The yellow is the lights of Ashton Gate Stadium. I know nothing of football or its stadia, but it seems a bit odd to leave them on all night.
And quite noisy, but to be fair I was shooting at 12800 ISO, so it could definitely be worse.
There's a little spot just down to the side of the bridge on the Clifton side with a bench and some good views across the south of the city.
25 Dec 2020
A Christmas Day walk with my friends Sarah and Vik, taking in the shipwrecked Shadow and a hilly chunk of Leigh Woods.
I went to have a peep at the giant sinkhole that's opened up in Canynge Square—ironically, having recently discovered the gardens were public I'd had the (triangular!) square on my list to re-visit for a few days, but now there's no entrance to the gardens due to the danger.
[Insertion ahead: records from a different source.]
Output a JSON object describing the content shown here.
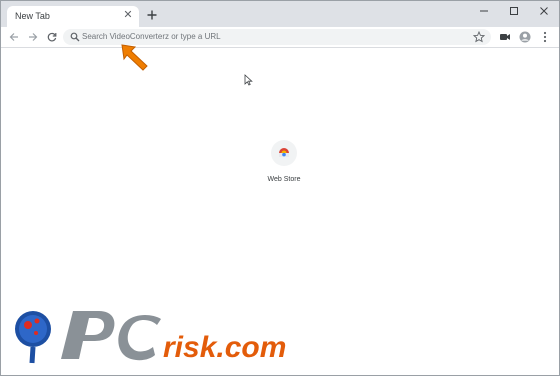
{
  "browser": {
    "tab": {
      "title": "New Tab"
    },
    "omnibox": {
      "placeholder": "Search VideoConverterz or type a URL"
    }
  },
  "newtab": {
    "shortcuts": [
      {
        "label": "Web Store"
      }
    ]
  },
  "watermark": {
    "text_pc": "PC",
    "text_rest": "risk.com"
  },
  "colors": {
    "tabstrip": "#dee1e6",
    "omnibox_bg": "#f1f3f4",
    "arrow": "#ef7d00",
    "watermark_gray": "#8a9197",
    "watermark_orange": "#e35c0a",
    "watermark_blue": "#1d4fa3"
  }
}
The area was well fenced-off for safety, but I tried to get a couple of photos from behind the barriers.
I also explored the area around Camp Road, an real melange of architectures, one of the most mixed-up areas I've seen in Clifton, in fact, and confirmed my friend Claire's suspicion that an earlier snap of a sign from Manilla Road was in fact for a fire hydrant. Nice.
My historical research took a wander underground recently, partly inspired by the Canynge Square sinkhole, partly by St Vincent's (Ghyston's) cave and its tunnel to the Observatory, and I was surprised to find that there might be an intact tunnel from the Bristol Port Railway and Pier still just sitting there under Bridge Valley Road. A quick search turned up this recent video by an intrepid explorer, so it's definitely still there.
I went looking for the entrances today, and definitely found the south entrance, at the start of the Bridge Valley Path, the footpath that starts with steps at the bottom of Bridge Valley Road. It's easy to miss if you're not looking for it. I think I've figured out where the north entrance is, too, but it was getting dark at that stage and the Portway was still busy enough that crossing the road was still the normal nuisance, so I thought I'd leave further explorations for another day.
01 Jan 2021
I wandered along the gorge today and found the entrance to the disused Portnalls Number 1 railway tunnel of the Bristol Port Railway and Pier. The door was unlocked, but as soon as I opened it I felt a sense of current habitation and decided discretion was the best option. There's a lot of people homeless in Bristol at the moment, and they don't need disturbing. For the same reason, I've omitted posting some pictures of a little encampment somewhat off the beaten track of the new Zig Zag, where I reversed direction as soon as I realised I'd come across a current habitation of some sort.
Up in Clifton it took me a little while to work out that the picture of the Promenade I was trying to reproduce was taken from the viewpoint I'd thought, it was just that the Alderman's fountain was moved from the top of Bridge Valley Road to the other side of the promenade in 1987, so trying to use it as my initial landmark wasn't very helpful!
Finally I swung past the Society of Merchant Venturers, who presumably still own most of Clifton, having bought the entire manor, including Clifton Down, in 1676, and I imagine aren't in much danger of running out of money. That's true to their motto: indocilis pauperiem pati is apparently from the Odes of Horace, and translates as "will not learn to endure poverty"...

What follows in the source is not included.